ВНУТРЕННЯЯ И ВНЕШНЯЯ ПОЛИТИКА
27-го января 1870 года
Ежедневные газеты сообщают в последнее время слухи о том, что в высших правительственных сферах приступлено к рассмотрению весьма важного проекта, касающегося административно политической реформы. Если верить сообщаемым главным чертам этого проекта, то он весьма во многом напоминает собой известные предположения «об усилении власти губернаторов», появившиеся, года полтора тому назад, в бельгийской газете «Lе Nоrd», почему-то считающейся русским официозным органом.
Разница, но зато разница весьма существенная, между помянутыми предположениями и проектом, о котором идет ныне речь, состоит только в том, что из под расширенной власти губернаторов совершенно устраняются губернские контрольные и судебные учреждения. Зато вся остальная губернская администрация совершенно сосредоточивается в руках губернаторов, которым, вместе с состоящими при них губернскими советами, предоставляется обширная власть, при чем губернаторы становятся в зависимость от всех министерств, к которым принадлежат отдаваемые в полное их ведение губернские учреждения, оставаясь, в тоже время, прямыми агентами министерства внутренних дел, на разрешение которого они и повергают все случаи, в которых окажется разногласие между ними и состоящими при них губернскими советами.
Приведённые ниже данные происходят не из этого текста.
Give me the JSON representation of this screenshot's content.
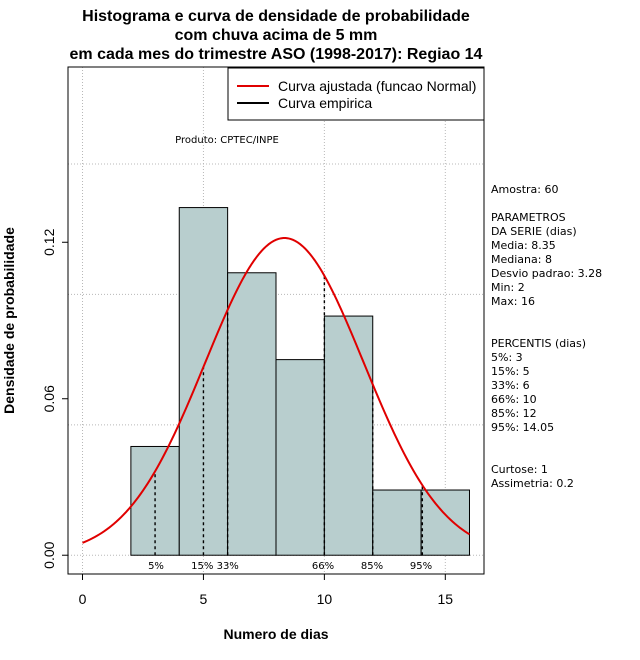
{
  "chart_data": {
    "type": "histogram",
    "title_lines": [
      "Histograma e curva de densidade de probabilidade",
      "com chuva acima de 5 mm",
      "em cada mes do trimestre ASO (1998-2017): Regiao 14"
    ],
    "xlabel": "Numero de dias",
    "ylabel": "Densidade de probabilidade",
    "xlim": [
      -0.6,
      16.6
    ],
    "ylim": [
      -0.0072,
      0.1872
    ],
    "x_ticks": [
      0,
      5,
      10,
      15
    ],
    "y_ticks": [
      0.0,
      0.06,
      0.12
    ],
    "y_tick_labels": [
      "0.00",
      "0.06",
      "0.12"
    ],
    "bins": [
      {
        "from": 2,
        "to": 4,
        "density": 0.0417
      },
      {
        "from": 4,
        "to": 6,
        "density": 0.1333
      },
      {
        "from": 6,
        "to": 8,
        "density": 0.1083
      },
      {
        "from": 8,
        "to": 10,
        "density": 0.075
      },
      {
        "from": 10,
        "to": 12,
        "density": 0.0917
      },
      {
        "from": 12,
        "to": 14,
        "density": 0.025
      },
      {
        "from": 14,
        "to": 16,
        "density": 0.025
      }
    ],
    "bar_color": "#b8cece",
    "normal_curve": {
      "mean": 8.35,
      "sd": 3.28,
      "from": 0,
      "to": 16,
      "color": "#e00000"
    },
    "percentile_lines": [
      {
        "label": "5%",
        "value": 3
      },
      {
        "label": "15%",
        "value": 5
      },
      {
        "label": "33%",
        "value": 6
      },
      {
        "label": "66%",
        "value": 10
      },
      {
        "label": "85%",
        "value": 12
      },
      {
        "label": "95%",
        "value": 14.05
      }
    ],
    "percentile_label_row": [
      "5%",
      "15% 33%",
      "66%",
      "85%",
      "95%"
    ],
    "legend": [
      {
        "label": "Curva ajustada (funcao Normal)",
        "color": "#e00000"
      },
      {
        "label": "Curva empirica",
        "color": "#000000"
      }
    ],
    "source_note": "Produto: CPTEC/INPE",
    "stats_panel": [
      "Amostra: 60",
      "",
      " PARAMETROS",
      "DA SERIE (dias)",
      "  Media: 8.35",
      "  Mediana: 8",
      "  Desvio padrao: 3.28",
      "  Min: 2",
      "  Max: 16",
      "",
      "",
      "PERCENTIS (dias)",
      "  5%: 3",
      "  15%: 5",
      "  33%: 6",
      "  66%: 10",
      "  85%: 12",
      "  95%: 14.05",
      "",
      "",
      "      Curtose: 1",
      "  Assimetria: 0.2"
    ]
  }
}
Полицейская власть в губернии сосредоточивается проектом исключительно в руках губернатора, с выделением ее из под ведения как суда, так и земства. Нынешние выборные сельские агенты полиции (десятские, сотские т т. д.,) заменяются губернской полицейской стражей, а от сельских обществ назначаются особые сельские стражники.
Из того, что известно, по слухам, о занимающем нас проекте, можно предполагать, что в основание его легли главные черты французской административной системы. Губернаторы, при новых принадлежностях своей власти, во многом напоминали бы французских префектов, точно также не имеющих в подведомственных им департаментах других конкурентов по власти, кроме председателей местных судов и контрольных палат и точно также подведомственных всем министерствам, но являющимся главным образом агентами министерства внутренних дел....
Во французском административном механизме, особенно же в том, при котором учредилась и развилась власть префектов, такая сложность отношений еще понятна. Французские министерства всегда, если не de jurа, то dе fасtо, являлись сплоченным воедино высшим административным учреждением и в них министр внутренних дел всегда или разыгрывал первую роль, или же состоял в полной зависимости от главы кабинета. При таких условиях зависимость префектов, от всех министров вместе, особенных неудобств не представляла.
У нас современные отношения различных министерств совершенно иные, а потому довольно трудно дать себе отчет, каким образом можно поставить наших губернаторов в такое же положение, в каком стоят французские префекты, не вызвав весьма важных затруднений и косвенной зависимости всех почти министерств от министерства, непосредственными агентами которого являются губернаторы.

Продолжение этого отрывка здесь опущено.